With such a terrible catastrophe, it is difficult to find unbiased sources. Union Carbide’s own report (March, 1985) clearly has its own axe to grind, as also does the Morehouse and Subramanian account, published by the Council on International and Public Affairs (1986). Other, less comprehensive, though more balanced accounts have been written by Lihou and Lihou (1985) and Bellamy (1985). Still other accounts can be found in the general scientific press (e.g., New Scientist) and in the chemical journals throughout 1985.
5.3. Challenger
Described in purely physical terms, the cause of the Space Shuttle Challenger disaster on the morning of 28 January 1986 was brutally simple. A rubbery seal, called an O-ring, on one of the solid rocket boosters split shortly after lift-off, releasing a jet of ignited fuel that caused the entire rocket complex to explode, killing all seven astronauts. But how that item came to be there after a 9-year history of repeated erosion and faults is a complicated tale of incompetence, selective blindness, conflicting goals and reversed logic. The main protagonists were NASA’s principal solid-rocket contractor, Morton Thiokol, and all levels of the NASA management. It is summarised in Case Study No. 3 (see Appendix).
More detailed accounts can be found in the Report of the Presidential Commission on the Space Shuttle Challenger Accident (June, 1986), and in an excellent article by Cooper (1987). A discussion of how these facts were obtained from reluctant and often devious sources has been given by Kerhli (1987), one of the presidential commission’s principal investigators (his previous job had been prosecuting mafiosi).
5.4. Chernobyl
At 0124 on Saturday, 26 April 1986, two explosions blew off the 1000-tonne concrete cap sealing the Chernobyl-4 reactor, releasing molten core fragments into the immediate vicinity and fission products into the atmosphere. This was the worst accident in the history of commercial nuclear power generation. It has so far cost over 30 lives, contaminated some 400 square miles around the Ukrainian plant and significantly increased the risk of cancer deaths over a wide area of Scandinavia and Western Europe. It was an entirely man-made disaster.
The chain of events leading up to the accident together with the associated late
nt failures are shown in Case Study No. 4 (see Appendix). Other more detailed accounts of the accident can be found in the report of the USSR State Committee on the Utilization of Atomic Energy (1986), in Nature (vol. 323, 1986), and in a report prepared for the Central Electricity Generating Board (CEGB) by Collier and Davies (1986).
In the immediate aftermath of the accident, the Western nuclear industry vigorously asserted that ‘it couldn’t happen here’ (see Reason, 1987; Baker & Marshall, 1988; Reason, 1988). Whereas the Russian analysts highlighted human errors and violations as the principal cause, their Western counterparts, and especially Lord Marshall, head of the CEGB, preferred to blame the poor design of the Russian reactor and the inadequacy of the ‘Soviet safety culture’—although the latter came to sound increasingly hollow after the Zeebrugge and King’s Cross disasters.

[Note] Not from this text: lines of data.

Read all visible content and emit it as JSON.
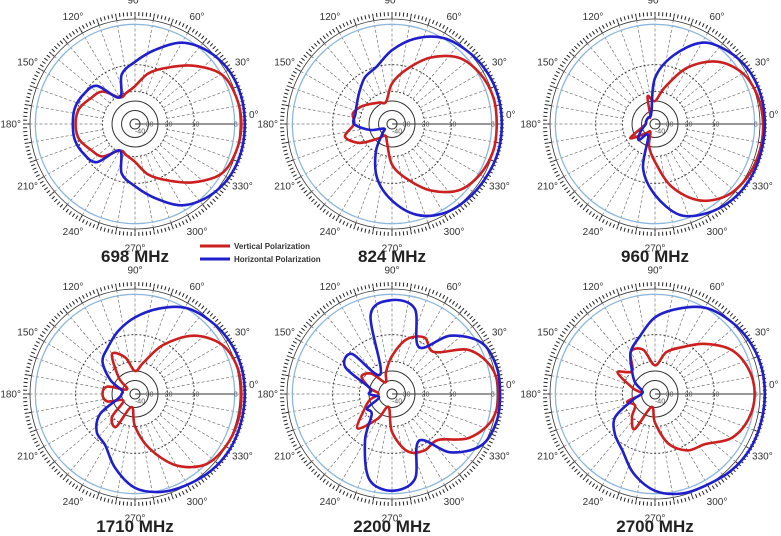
{
  "legend": {
    "vertical_label": "Vertical Polarization",
    "horizontal_label": "Horizontal Polarization",
    "vertical_color": "#cc1f1f",
    "horizontal_color": "#1f1fcc"
  },
  "chart_data": [
    {
      "type": "polar",
      "title": "698 MHz",
      "angle_labels": [
        "0°",
        "30°",
        "60°",
        "90°",
        "120°",
        "150°",
        "180°",
        "210°",
        "240°",
        "270°",
        "300°",
        "330°"
      ],
      "radial_labels": [
        "-40",
        "-30",
        "-20",
        "-10",
        "-3"
      ],
      "rlim_db": [
        -40,
        0
      ],
      "angles_deg": [
        0,
        15,
        30,
        45,
        60,
        75,
        90,
        105,
        120,
        135,
        150,
        165,
        180,
        195,
        210,
        225,
        240,
        255,
        270,
        285,
        300,
        315,
        330,
        345
      ],
      "series": [
        {
          "name": "Vertical Polarization",
          "values": [
            -1,
            -1.5,
            -3,
            -6,
            -9,
            -12.5,
            -18,
            -20,
            -21,
            -15,
            -13,
            -10.5,
            -10,
            -10.5,
            -13,
            -15,
            -21,
            -20,
            -18,
            -12.5,
            -9,
            -6,
            -3,
            -1.5
          ]
        },
        {
          "name": "Horizontal Polarization",
          "values": [
            0,
            0,
            -0.5,
            -2,
            -4,
            -7,
            -9.5,
            -13,
            -21,
            -12,
            -10,
            -9.5,
            -9.5,
            -9.5,
            -10,
            -12,
            -21,
            -13,
            -9.5,
            -7,
            -4,
            -2,
            -0.5,
            0
          ]
        }
      ]
    },
    {
      "type": "polar",
      "title": "824 MHz",
      "angle_labels": [
        "0°",
        "30°",
        "60°",
        "90°",
        "120°",
        "150°",
        "180°",
        "210°",
        "240°",
        "270°",
        "300°",
        "330°"
      ],
      "radial_labels": [
        "-40",
        "-30",
        "-20",
        "-10",
        "-3"
      ],
      "rlim_db": [
        -40,
        0
      ],
      "angles_deg": [
        0,
        15,
        30,
        45,
        60,
        75,
        90,
        105,
        120,
        135,
        150,
        165,
        180,
        195,
        210,
        225,
        240,
        255,
        270,
        285,
        300,
        315,
        330,
        345
      ],
      "series": [
        {
          "name": "Vertical Polarization",
          "values": [
            -1.5,
            -1.5,
            -2.5,
            -4,
            -7,
            -11,
            -17,
            -25,
            -24,
            -22,
            -19,
            -17,
            -18,
            -14,
            -18,
            -26,
            -30,
            -27,
            -17,
            -11,
            -7,
            -4,
            -2.5,
            -1.5
          ]
        },
        {
          "name": "Horizontal Polarization",
          "values": [
            0,
            0,
            -0.5,
            -1.5,
            -3,
            -5,
            -7.5,
            -10,
            -12,
            -15,
            -17,
            -18,
            -18,
            -25,
            -35,
            -30,
            -20,
            -11,
            -7,
            -4,
            -2,
            -1,
            -0.5,
            0
          ]
        }
      ]
    },
    {
      "type": "polar",
      "title": "960 MHz",
      "angle_labels": [
        "0°",
        "30°",
        "60°",
        "90°",
        "120°",
        "150°",
        "180°",
        "210°",
        "240°",
        "270°",
        "300°",
        "330°"
      ],
      "radial_labels": [
        "-40",
        "-30",
        "-20",
        "-10",
        "-3"
      ],
      "rlim_db": [
        -40,
        0
      ],
      "angles_deg": [
        0,
        15,
        30,
        45,
        60,
        75,
        90,
        105,
        120,
        135,
        150,
        165,
        180,
        195,
        210,
        225,
        240,
        255,
        270,
        285,
        300,
        315,
        330,
        345
      ],
      "series": [
        {
          "name": "Vertical Polarization",
          "values": [
            -0.5,
            -1,
            -2.5,
            -5,
            -9,
            -18,
            -25,
            -22,
            -35,
            -35,
            -35,
            -35,
            -35,
            -30,
            -22,
            -30,
            -35,
            -25,
            -18,
            -9,
            -5,
            -2.5,
            -1,
            -0.5
          ]
        },
        {
          "name": "Horizontal Polarization",
          "values": [
            0,
            0,
            -0.5,
            -2,
            -4,
            -8,
            -15,
            -30,
            -35,
            -35,
            -35,
            -35,
            -35,
            -32,
            -28,
            -25,
            -30,
            -15,
            -8,
            -4,
            -2,
            -0.5,
            0,
            0
          ]
        }
      ]
    },
    {
      "type": "polar",
      "title": "1710 MHz",
      "angle_labels": [
        "0°",
        "30°",
        "60°",
        "90°",
        "120°",
        "150°",
        "180°",
        "210°",
        "240°",
        "270°",
        "300°",
        "330°"
      ],
      "radial_labels": [
        "-40",
        "-30",
        "-20",
        "-10",
        "-3"
      ],
      "rlim_db": [
        -40,
        0
      ],
      "angles_deg": [
        0,
        15,
        30,
        45,
        60,
        75,
        90,
        105,
        120,
        135,
        150,
        165,
        180,
        195,
        210,
        225,
        240,
        255,
        270,
        285,
        300,
        315,
        330,
        345
      ],
      "series": [
        {
          "name": "Vertical Polarization",
          "values": [
            -1,
            -1.2,
            -3,
            -6,
            -11,
            -20,
            -25,
            -18,
            -15,
            -25,
            -35,
            -22,
            -20,
            -22,
            -30,
            -20,
            -18,
            -30,
            -20,
            -11,
            -6,
            -3,
            -1.5,
            -1
          ]
        },
        {
          "name": "Horizontal Polarization",
          "values": [
            0,
            0,
            -0.5,
            -1.5,
            -3,
            -5,
            -7,
            -9,
            -12,
            -15,
            -22,
            -30,
            -30,
            -28,
            -17,
            -12,
            -10,
            -7,
            -4,
            -2.5,
            -1.5,
            -0.5,
            0,
            0
          ]
        }
      ]
    },
    {
      "type": "polar",
      "title": "2200 MHz",
      "angle_labels": [
        "0°",
        "30°",
        "60°",
        "90°",
        "120°",
        "150°",
        "180°",
        "210°",
        "240°",
        "270°",
        "300°",
        "330°"
      ],
      "radial_labels": [
        "-40",
        "-30",
        "-20",
        "-10",
        "-3"
      ],
      "rlim_db": [
        -40,
        0
      ],
      "angles_deg": [
        0,
        15,
        30,
        45,
        60,
        75,
        90,
        105,
        120,
        135,
        150,
        165,
        180,
        195,
        210,
        225,
        240,
        255,
        270,
        285,
        300,
        315,
        330,
        345
      ],
      "series": [
        {
          "name": "Vertical Polarization",
          "values": [
            -1,
            -2,
            -5,
            -10,
            -9,
            -11,
            -18,
            -25,
            -30,
            -22,
            -19,
            -25,
            -30,
            -25,
            -20,
            -14,
            -22,
            -30,
            -18,
            -10,
            -9,
            -9,
            -5,
            -2
          ]
        },
        {
          "name": "Horizontal Polarization",
          "values": [
            -0.5,
            -0.5,
            -2,
            -6,
            -12,
            -5,
            -4,
            -6,
            -25,
            -11,
            -12,
            -25,
            -25,
            -30,
            -22,
            -22,
            -12,
            -5,
            -3.5,
            -5,
            -12,
            -6,
            -2,
            -0.5
          ]
        }
      ]
    },
    {
      "type": "polar",
      "title": "2700 MHz",
      "angle_labels": [
        "0°",
        "30°",
        "60°",
        "90°",
        "120°",
        "150°",
        "180°",
        "210°",
        "240°",
        "270°",
        "300°",
        "330°"
      ],
      "radial_labels": [
        "-40",
        "-30",
        "-20",
        "-10",
        "-3"
      ],
      "rlim_db": [
        -40,
        0
      ],
      "angles_deg": [
        0,
        15,
        30,
        45,
        60,
        75,
        90,
        105,
        120,
        135,
        150,
        165,
        180,
        195,
        210,
        225,
        240,
        255,
        270,
        285,
        300,
        315,
        330,
        345
      ],
      "series": [
        {
          "name": "Vertical Polarization",
          "values": [
            -3,
            -3.5,
            -5,
            -8,
            -12,
            -16,
            -22,
            -15,
            -14,
            -20,
            -16,
            -25,
            -30,
            -22,
            -25,
            -20,
            -17,
            -30,
            -22,
            -13,
            -9,
            -8,
            -5,
            -3.5
          ]
        },
        {
          "name": "Horizontal Polarization",
          "values": [
            0,
            0,
            -0.5,
            -1.5,
            -3,
            -5,
            -7,
            -10,
            -14,
            -20,
            -25,
            -30,
            -30,
            -25,
            -15,
            -11,
            -9,
            -6,
            -3.5,
            -2,
            -1.5,
            -0.5,
            0,
            0
          ]
        }
      ]
    }
  ]
}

Notwithstanding the obvious design defects of the RBMK reactor, it is clear from these latent failure analyses that the main ingredients for the Chernobyl disaster were not unique to the Soviet Union. There was a society committed to the generation of energy through large-scale nuclear power plants. There was a system that was hazardous, complex, tightly-coupled, opaque and operating outside normal conditions. There was a fallible management structure that was monolithic, remote and slow to respond, and for whom safety ranked low in the league of goals to be satisfied. There were operators who possessed only a limited understanding of the system they were controlling and in any case, were set a task that made dangerous violations inevitable.